The UK’s appeal to Indian people shows no signs of abating. London is considered the most attractive city for 53 per cent of India’s fastest-growing companies. 74 per cent of wealthy Indians view the UK favourably from both a lifestyle and business perspective.
Research by the British Council suggests 74 per cent of young educated Indians, the upwardly mobile entrepreneurs of tomorrow, claim to know a “great deal” or a “fair amount” about Britain and British culture.
This all speaks volumes about a valuable pre-existing “special relationship” just waiting to be built upon. My meetings with small businessmen and women on a recent visit to India left me in no doubt about their enthusiasm to foster relationships with Britain.
Most also welcomed Brexit, seeing it as an opportunity to reinvigorate Commonwealth connections and trade prospects. And why not? The historic, cultural, linguistic and judicial ties that bind us are not to be sniffed at. They will undoubtedly make both concluding a trade deal and the practicalities of trade easier.
Modi highlighted precisely these elements of confluence in his speech to parliament while on an official visit to the UK five years ago. He called for “higher ambitions” between India and the UK, based on the nations being “two strong economies, two strong democracies, two innovative societies.”
Britain, he said, is “an environment that is welcoming and familiar.” He proudly highlighted the fact that Britain is the third-largest investor in India – indeed, the largest investor in the G20 – and that India invests more in Britain than in all the other EU countries combined. The department for international trade should be proactive in taking advantage of such positive perceptions of Britain.

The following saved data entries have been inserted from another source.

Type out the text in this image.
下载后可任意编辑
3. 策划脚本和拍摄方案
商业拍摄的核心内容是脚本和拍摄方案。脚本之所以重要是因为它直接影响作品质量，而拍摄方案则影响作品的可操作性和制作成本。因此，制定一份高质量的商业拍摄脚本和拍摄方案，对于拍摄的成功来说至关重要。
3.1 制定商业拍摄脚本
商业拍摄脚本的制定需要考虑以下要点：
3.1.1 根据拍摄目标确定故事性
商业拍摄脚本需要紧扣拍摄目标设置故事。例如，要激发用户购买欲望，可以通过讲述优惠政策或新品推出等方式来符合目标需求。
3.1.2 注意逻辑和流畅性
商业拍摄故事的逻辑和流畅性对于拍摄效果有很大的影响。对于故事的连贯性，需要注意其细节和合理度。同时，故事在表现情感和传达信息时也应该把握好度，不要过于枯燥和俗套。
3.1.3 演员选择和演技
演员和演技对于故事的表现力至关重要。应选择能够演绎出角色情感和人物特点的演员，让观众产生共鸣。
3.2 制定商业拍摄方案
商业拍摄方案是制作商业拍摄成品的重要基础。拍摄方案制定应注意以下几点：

We must promote the ease of doing business in the UK, highlight existing commerce, education and research forums already in place between the two countries and embrace India’s recent recommitment to the Commonwealth as a vehicle for economic collaboration. The Foundation for Independence believes efforts to build trade with India should be put on a par with the allocation of resources to EU and US trade development.

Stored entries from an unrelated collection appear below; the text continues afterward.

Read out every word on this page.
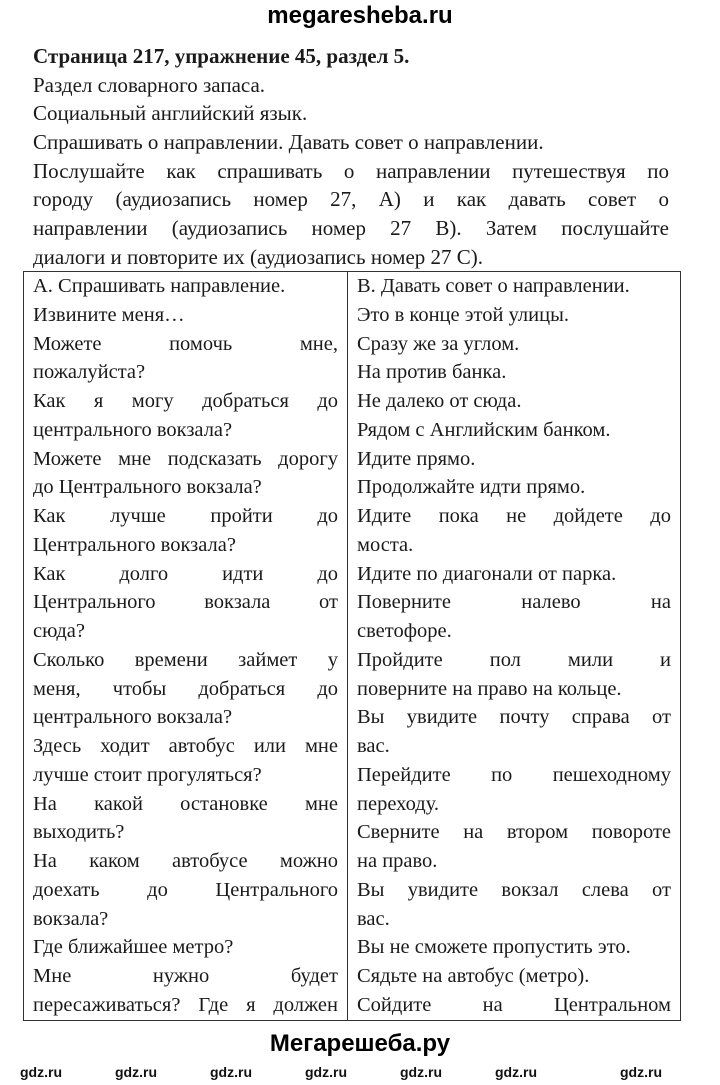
megaresheba.ru
Страница 217, упражнение 45, раздел 5.
Раздел словарного запаса.
Социальный английский язык.
Спрашивать о направлении. Давать совет о направлении.
Послушайте как спрашивать о направлении путешествуя по
городу (аудиозапись номер 27, А) и как давать совет о
направлении (аудиозапись номер 27 В). Затем послушайте
диалоги и повторите их (аудиозапись номер 27 С).
А. Спрашивать направление.
Извините меня…
Можете помочь мне,
пожалуйста?
Как я могу добраться до
центрального вокзала?
Можете мне подсказать дорогу
до Центрального вокзала?
Как лучше пройти до
Центрального вокзала?
Как долго идти до
Центрального вокзала от
сюда?
Сколько времени займет у
меня, чтобы добраться до
центрального вокзала?
Здесь ходит автобус или мне
лучше стоит прогуляться?
На какой остановке мне
выходить?
На каком автобусе можно
доехать до Центрального
вокзала?
Где ближайшее метро?
Мне нужно будет
пересаживаться? Где я должен

В. Давать совет о направлении.
Это в конце этой улицы.
Сразу же за углом.
На против банка.
Не далеко от сюда.
Рядом с Английским банком.
Идите прямо.
Продолжайте идти прямо.
Идите пока не дойдете до
моста.
Идите по диагонали от парка.
Поверните налево на
светофоре.
Пройдите пол мили и
поверните на право на кольце.
Вы увидите почту справа от
вас.
Перейдите по пешеходному
переходу.
Сверните на втором повороте
на право.
Вы увидите вокзал слева от
вас.
Вы не сможете пропустить это.
Сядьте на автобус (метро).
Сойдите на Центральном
gdz.ru	gdz.ru	gdz.ru	gdz.ru	gdz.ru	gdz.ru	gdz.ru
Мегарешеба.ру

A huge opportunity exists in financial services in particular, notably insurance and banking, which have so far had little penetration into the Indian market, the latter because of a significant lack of access to formal credit.
40 per cent of borrowing in the country comprises informal loans taken at high rates of interest, and that a further 25 per cent of borrowing is “invisible,” suggesting established players are potentially missing out on a $270bnn untapped demand for capital.
Now is a particularly auspicious time to right a wrong. The neglect of our Commonwealth trading partners during the years of our EU membership. Once robust, the Eurozone is now stagnating, and our future economic relationship with Europe is no longer looking as bright as it was. Britain too must look beyond its own doorstep, and where better than the buoyant, emerging market of India?